Однако, что характерно, по завершении переходного периода в Испании и прочих католических королевствах такие «кабинеты» оказались в подчинении самих монархов. В Англии «тайный совет» возглавляла королева, а позже – «жена короля» Бэкингем. А во Франции исполнительная власть оказалась в подчинении епископа, то есть кардинала. Эта проекция феодальной системы политики на новорожденные государства отражает такие же политические роли Испании, Англии и Франции в европейской политике. Испания – прямое действие, Англия оппонирует ей как оплот протестантов и убежище банкиров – обратная связь, а Франция – удерживает баланс и осуществляет арбитраж.
Теперь можно спуститься уровнем ниже и рассмотреть с точки зрения феодальных политических традиций изменения в политической системе Франции в 1599-1601 годах. Развод Генриха с Маргаритой и женитьба на Марии Медичи – это по своей сути переворот в представительной ветви власти. То есть аналог событий 1992-93 года в Российской Федерации, где президент сначала развелся с Верховным Советом, унаследованным от прежней эпохи, а затем на деньги банкиров «обручился» с Федеральным собранием.
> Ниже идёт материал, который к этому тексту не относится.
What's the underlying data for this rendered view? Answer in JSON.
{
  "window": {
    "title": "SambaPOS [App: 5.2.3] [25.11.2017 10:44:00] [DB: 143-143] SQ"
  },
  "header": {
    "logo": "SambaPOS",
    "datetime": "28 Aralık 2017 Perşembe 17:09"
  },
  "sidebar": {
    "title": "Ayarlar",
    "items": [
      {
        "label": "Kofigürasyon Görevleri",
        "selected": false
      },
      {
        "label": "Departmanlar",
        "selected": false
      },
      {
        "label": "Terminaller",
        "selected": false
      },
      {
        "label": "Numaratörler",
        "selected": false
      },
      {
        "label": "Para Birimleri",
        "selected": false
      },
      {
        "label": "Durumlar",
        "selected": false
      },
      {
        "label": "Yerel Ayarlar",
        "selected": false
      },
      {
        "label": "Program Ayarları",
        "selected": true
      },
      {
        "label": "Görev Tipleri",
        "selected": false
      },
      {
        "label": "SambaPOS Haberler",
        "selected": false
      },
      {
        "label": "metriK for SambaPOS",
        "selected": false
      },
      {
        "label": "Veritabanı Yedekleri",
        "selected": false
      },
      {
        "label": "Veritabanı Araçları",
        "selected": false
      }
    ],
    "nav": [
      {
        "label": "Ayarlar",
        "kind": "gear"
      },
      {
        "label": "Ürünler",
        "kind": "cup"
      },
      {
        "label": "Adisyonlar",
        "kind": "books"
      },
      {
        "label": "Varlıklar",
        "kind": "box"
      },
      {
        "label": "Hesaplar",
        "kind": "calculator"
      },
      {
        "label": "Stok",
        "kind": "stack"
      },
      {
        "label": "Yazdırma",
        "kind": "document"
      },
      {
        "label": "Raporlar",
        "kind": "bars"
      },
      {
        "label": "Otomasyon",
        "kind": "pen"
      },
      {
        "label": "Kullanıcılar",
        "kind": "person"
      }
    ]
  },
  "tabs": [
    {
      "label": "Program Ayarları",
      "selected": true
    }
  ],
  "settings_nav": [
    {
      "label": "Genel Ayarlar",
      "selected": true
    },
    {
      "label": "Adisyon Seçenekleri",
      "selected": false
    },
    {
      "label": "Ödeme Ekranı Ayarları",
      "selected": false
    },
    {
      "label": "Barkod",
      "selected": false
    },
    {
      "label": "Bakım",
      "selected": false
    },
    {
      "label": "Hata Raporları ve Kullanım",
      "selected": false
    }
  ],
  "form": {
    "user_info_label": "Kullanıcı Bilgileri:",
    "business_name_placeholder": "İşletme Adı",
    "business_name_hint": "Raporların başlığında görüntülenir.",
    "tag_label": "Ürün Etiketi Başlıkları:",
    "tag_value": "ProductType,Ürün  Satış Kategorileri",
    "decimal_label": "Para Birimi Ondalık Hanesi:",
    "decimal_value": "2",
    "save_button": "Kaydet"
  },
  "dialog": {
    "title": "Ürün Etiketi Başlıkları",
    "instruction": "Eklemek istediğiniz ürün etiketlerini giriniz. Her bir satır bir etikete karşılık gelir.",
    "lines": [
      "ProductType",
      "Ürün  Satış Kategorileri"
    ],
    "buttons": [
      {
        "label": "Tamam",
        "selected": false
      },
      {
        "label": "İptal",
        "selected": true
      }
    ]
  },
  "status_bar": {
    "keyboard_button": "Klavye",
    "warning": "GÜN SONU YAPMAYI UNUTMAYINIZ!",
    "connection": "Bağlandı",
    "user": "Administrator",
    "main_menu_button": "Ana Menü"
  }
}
Полнота аналогии заключается и во внешнем вмешательстве в политические процессы со стороны мирового гегемона, и в отказе от прежних принципов формирования политической элиты. Семейство Медичи – не просто «кошелек Ватикана», но и символ приобретения высшего политического статуса за большие деньги, а не за личные заслуги. В политические функции «двора королевы» всегда входили не только связи с ювелирами (будущими банкирами), но и поддержание рыцарских традиций, в том числе менестрелей и прочих поэтов, воспевающих подвиги дворян. Поэтому «свадебный переворот» в Париже 1599-1600– это не просто смена женского «караула», а изменение принципов оценки, влияющих на формирование и деятельность дворянской элиты.
И действительно, если мы вспомним классический роман Дюма, то честнейший Атос, рыцарь без упрека и потомок древнейшего рода, пользуется общим уважением, но не влиянием. Более того, его репутация подорвана браком с алчной авантюристкой. Портос пытается приобрести влияние через женитьбу на «денежном мешке». Арамис через связи при дворе королевы делает карьеру в католической партии. И только д’Артаньян находит продолжение рыцарских традиций в верном служении королю и в его лице новому государству.
Маргарита Валуа формально и по видимости добровольно уходит из «большой политики», сохранив тем не менее статус наперсницы молодой королевы и наставницы юного короля Людовика. При этом ее королевский статус и связь с традицией прежних времен только усиливают ее популярность в столице и в народе, тем более что ее новый «двор» состоит из поэтов и ученых.
Вопрос на аналитическую внимательность – можно ли обнаружить в нашем времени, в российской элите такой же «двор», аналогичный культурному кругу Маргариты де Валуа во времена регентства Марии Медичи? Только нужно сделать поправку на воплощение власти не в династиях, а в институтах власти.
Вообще-то в политике, тем более столь высокого уровня, просто так никто дружить не будет, а только для укрепления своих позиций. Лучше иметь в подругах законную королеву Франции, а не в оппозиции для королевы не вполне королевских кровей, да еще подозреваемой в устранении популярного в народе супруга. Для самой же Маргариты – такая «дружба» - форма самозащиты и возможность оставаться в центре светской жизни.
Если с этой точки зрения посмотреть на президентскую власть в РФ, растерявшую популярность и легитимность к концу 1990-х, то не так уж трудно обнаружить ведущий институт из прошлой советской эпохи, который послужил отдушиной для народа и опорой, если не наставников для преемника. Речь, разумеется, идет о «Первом канале» ТВ с его «старыми песнями о главном» для народа, а также о телеканале «Культура» для культурной элиты.
Маргарита де Валуа умерла в 1615 году, незадолго до скончания «эпохи Владыки». Далее для легитимации власти юному королю пришлось в самом конце эпохи «развестись» с королевой-матерью и убить ее фаворита, олицетворявшего по нашим меркам компрадорскую олигархическую ветвь элиты.
Запас «старых песен» на постсоветском телевидении иссяк тоже где-то к 2008 году. Примерно за год до окончания «эпохи Владыки» также начались поиски новой опоры для легитимности власти, попытки дистанцироваться от ведущей парламентской партии. Прежние либеральные советники, монополизировавшие было право толковать позицию власти, оказались вроде бы не при делах. Так что параллели достаточно глубокие.